Just as Frank Zappa proved himself the classic hippie prankster by naming his children Moon Unit and Dweezil in the 1960's....
Frank Zappa was a hippie? I guess the past looks fuzzy from such a great distance!
Think I'll just DROP OUT
I'll go to Frisco
Buy a wig & sleep
On Owsley's floor...
I'm completely stoned
I'm hippy & I'm trippy
I'm a gypsy on my own...
I'm really just a phony
But forgive me
'Cause I'm stoned...
Frank Zappa was a hippie?

Sorry, I got sidetracked. Anyway, you middle-class losers with kids named Dave, how about showing a little imagination? And, to get to the really important question, what do you think Brad Pitt and Angelina Jolie will name the little pittster they're cooking up for the endless amusement of the world?

August 5, 2005

"Mr. Novak responded with a profanity."

Here's how the NYT describes Bob Novak's recent outburst:
After Mr. Carville tried to interrupt Mr. Novak twice, Mr. Novak said: "I know you hate to hear me. But you have to."

Mr. Carville interrupted again, saying of Mr. Novak, "He's got to show these right-wingers that he's got backbone."

A moment later, Mr. Carville said directly to Mr. Novak: "The Wall Street Journal editorial page is watching you. Show them you're tough."

Mr. Novak responded with a profanity, before telling Mr. Carville: "I hate that. Just let it go."

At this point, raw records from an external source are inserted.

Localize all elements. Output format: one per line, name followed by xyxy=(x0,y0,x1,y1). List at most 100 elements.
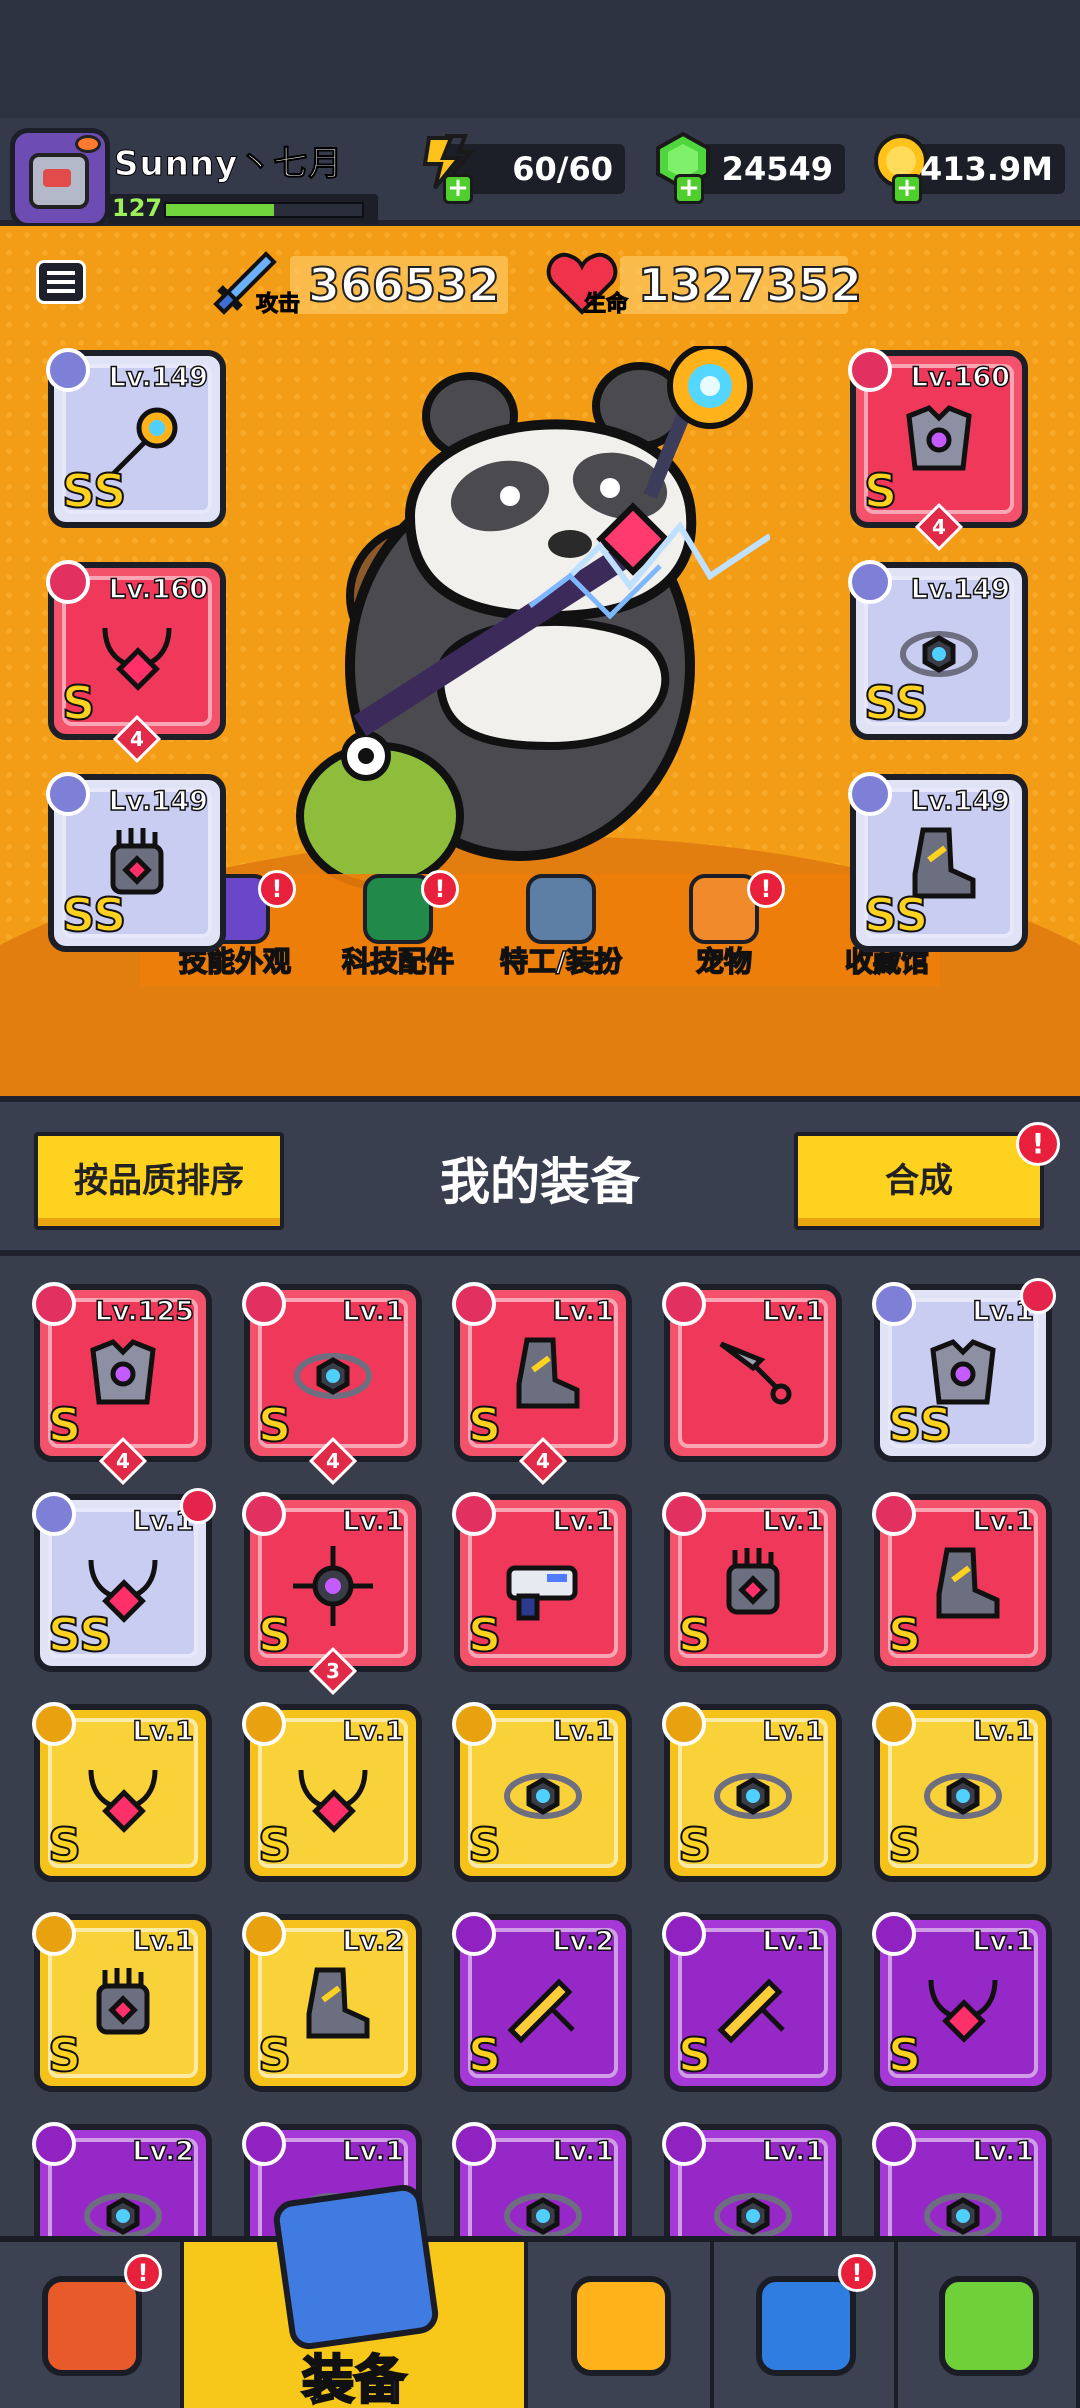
equipped-slot-right-2[interactable]: Lv.149 SS xyxy=(848,560,1028,740)
slot-type-icon xyxy=(242,1702,286,1746)
item-level: Lv.149 xyxy=(108,361,209,394)
item-rank: S xyxy=(887,1818,922,1872)
armor-icon xyxy=(77,1330,169,1422)
feature-label: 特工/装扮 xyxy=(499,944,623,979)
slot-type-icon xyxy=(872,1492,916,1536)
item-level: Lv.149 xyxy=(910,573,1011,606)
coin-counter[interactable]: + 413.9M xyxy=(874,134,1065,204)
inventory-item[interactable]: Lv.1 S xyxy=(872,1492,1052,1672)
equipped-slot-right-1[interactable]: Lv.160 S 4 xyxy=(848,348,1028,552)
star-count: 4 xyxy=(116,1449,130,1473)
menu-button[interactable] xyxy=(36,260,86,304)
slot-type-icon xyxy=(662,1912,706,1956)
inventory-item[interactable]: Lv.1 S 3 xyxy=(242,1492,422,1696)
inventory-item[interactable]: Lv.1 xyxy=(452,2122,632,2236)
belt-icon xyxy=(287,1330,379,1422)
boots-icon xyxy=(287,1960,379,2052)
equipped-slot-left-1[interactable]: Lv.149 SS xyxy=(46,348,226,528)
merge-notification-badge: ! xyxy=(1016,1122,1060,1166)
nav-tab-battle[interactable] xyxy=(528,2242,714,2408)
feature-pet[interactable]: 宠物! xyxy=(639,870,809,980)
kunai-icon xyxy=(707,1330,799,1422)
slot-type-icon xyxy=(46,348,90,392)
inventory-item[interactable]: Lv.125 S 4 xyxy=(32,1282,212,1486)
resource-header: Sunny丶七月 127 + 60/60 + 24549 + 413.9M xyxy=(0,118,1080,228)
inventory-item[interactable]: Lv.1 xyxy=(662,2122,842,2236)
merge-button[interactable]: 合成 xyxy=(794,1132,1044,1230)
item-level: Lv.1 xyxy=(132,1925,195,1958)
inventory-item[interactable]: Lv.1 SS xyxy=(872,1278,1056,1462)
notification-badge: ! xyxy=(258,870,296,908)
equipped-slot-right-3[interactable]: Lv.149 SS xyxy=(848,772,1028,952)
inventory-item[interactable]: Lv.1 S xyxy=(662,1492,842,1672)
inventory-item[interactable]: Lv.2 xyxy=(32,2122,212,2236)
energy-counter[interactable]: + 60/60 xyxy=(422,134,625,204)
item-rank: SS xyxy=(47,1608,113,1662)
nav-tab-shop[interactable]: ! xyxy=(0,2242,184,2408)
slot-type-icon xyxy=(452,1282,496,1326)
inventory-item[interactable]: Lv.1 S xyxy=(662,1702,842,1882)
feature-tech-parts[interactable]: 科技配件! xyxy=(313,870,483,980)
inventory-item[interactable]: Lv.2 S xyxy=(242,1912,422,2092)
item-level: Lv.1 xyxy=(762,1925,825,1958)
necklace-icon xyxy=(287,1750,379,1842)
equipped-slot-left-3[interactable]: Lv.149 SS xyxy=(46,772,226,952)
item-rank: S xyxy=(863,464,898,518)
shop-icon xyxy=(42,2276,142,2376)
sword-icon xyxy=(497,1960,589,2052)
item-level: Lv.125 xyxy=(94,1295,195,1328)
inventory-item[interactable]: Lv.1 S xyxy=(452,1702,632,1882)
nav-tab-planet[interactable]: ! xyxy=(714,2242,898,2408)
boots-icon xyxy=(917,1540,1009,1632)
blaster-icon xyxy=(497,1540,589,1632)
slot-type-icon xyxy=(242,2122,286,2166)
player-avatar[interactable] xyxy=(10,128,110,228)
inventory-item[interactable]: Lv.1 S xyxy=(452,1492,632,1672)
inventory-item[interactable]: Lv.1 S xyxy=(872,1912,1052,2092)
robot-avatar-icon xyxy=(29,153,89,209)
nav-tab-evolve[interactable] xyxy=(898,2242,1080,2408)
inventory-item[interactable]: Lv.1 S xyxy=(32,1702,212,1882)
coin-plus-icon[interactable]: + xyxy=(892,174,922,204)
hp-stat: 生命 1327352 xyxy=(546,252,863,318)
inventory-item[interactable]: Lv.1 S xyxy=(242,1702,422,1882)
nav-tab-equipment[interactable]: 装备 xyxy=(184,2182,528,2408)
feature-shortcuts: 技能外观! 科技配件! 特工/装扮 宠物! 收藏馆 xyxy=(140,870,940,986)
notification-badge: ! xyxy=(124,2254,162,2292)
gem-counter[interactable]: + 24549 xyxy=(656,131,845,204)
inventory-item[interactable]: Lv.1 xyxy=(662,1282,842,1462)
gauntlet-icon xyxy=(707,1540,799,1632)
belt-icon xyxy=(497,1750,589,1842)
item-level: Lv.2 xyxy=(342,1925,405,1958)
slot-type-icon xyxy=(32,2122,76,2166)
item-level: Lv.1 xyxy=(342,1505,405,1538)
slot-type-icon xyxy=(452,1702,496,1746)
slot-type-icon xyxy=(32,1492,76,1536)
inventory-item[interactable]: Lv.1 S xyxy=(662,1912,842,2092)
inventory-item[interactable]: Lv.1 S xyxy=(872,1702,1052,1882)
equipped-slot-left-2[interactable]: Lv.160 S 4 xyxy=(46,560,226,764)
slot-type-icon xyxy=(32,1912,76,1956)
inventory-item[interactable]: Lv.1 S xyxy=(32,1912,212,2092)
item-level: Lv.2 xyxy=(132,2135,195,2168)
gem-plus-icon[interactable]: + xyxy=(674,174,704,204)
battle-icon xyxy=(571,2276,671,2376)
costume-badge-icon xyxy=(180,1488,216,1524)
belt-icon xyxy=(917,2170,1009,2236)
energy-plus-icon[interactable]: + xyxy=(443,174,473,204)
sword-icon xyxy=(707,1960,799,2052)
player-level-box: 127 xyxy=(108,194,378,224)
fish-icon xyxy=(75,135,101,153)
slot-type-icon xyxy=(848,560,892,604)
inventory-item[interactable]: Lv.1 SS xyxy=(32,1488,216,1672)
inventory-item[interactable]: Lv.1 xyxy=(872,2122,1052,2236)
star-count: 3 xyxy=(326,1659,340,1683)
star-count: 4 xyxy=(536,1449,550,1473)
feature-agent-costume[interactable]: 特工/装扮 xyxy=(476,874,646,980)
slot-type-icon xyxy=(242,1282,286,1326)
slot-type-icon xyxy=(452,1912,496,1956)
inventory-item[interactable]: Lv.2 S xyxy=(452,1912,632,2092)
inventory-item[interactable]: Lv.1 S 4 xyxy=(452,1282,632,1486)
inventory-item[interactable]: Lv.1 S 4 xyxy=(242,1282,422,1486)
my-equipment-header: 按品质排序 我的装备 合成 ! xyxy=(0,1096,1080,1256)
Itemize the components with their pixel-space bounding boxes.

He stood up, removed his microphone and walked off.
I say, it's ridiculous to report it that way. You should at least have the word with asterisks -- otherwise we're left to imagine he said something worse than "bullshit," which is, so often, the perfect word. Why there's that bestseller, "On Bullshit," written by a philosophy professor, and that Penn and Teller TV show "Bullshit!" Bullshit is pretty mainstream. With the Times's circumlocution, we might imagine Novak had called Carville a f***ing c***.

My son -- John Althouse Cohen -- says it's like that thing in McSweeney's. What? This:

MEDIA MOMENT 37: HURRY! BLOOMBERGCHUPAFAN.COM AND BLOOMBERGBREASTISBEST.COM ARE STILL AVAILABLE

"Among the hundreds of Web addresses owned by Mr. Bloomberg... are more than a dozen with names like NoBloomberg.org and IhateBloomberg.com.... Many of these names, including some registered last week, include a slang expression of contempt, labeled vulgar in some contexts by dictionaries. The pure-minded could construe it to mean that Mr. Bloomberg has a fondness for lollipops."

— The New York Times, May 12, 2001

"An Internet site for the posting of complaints about American corporations, celebrities and political figures can continue to use a Web address that denigrates Michael R. Bloomberg, the New York City mayoral candidate, according to a ruling a week ago.... The protest site, which is run by Dan Parisi, a pornography publisher, uses many addresses created by adding to the names of companies or politicians a slang expression of contempt associated in other contexts with baby bottles."

— The New York Times, June 14, 2001

The Times needs to get back to these more scrutable circumlocutions. Or just cut out the circumlocuting altogether. I know it's their thing to show off their "fit to print" standard, but a quote's a quote.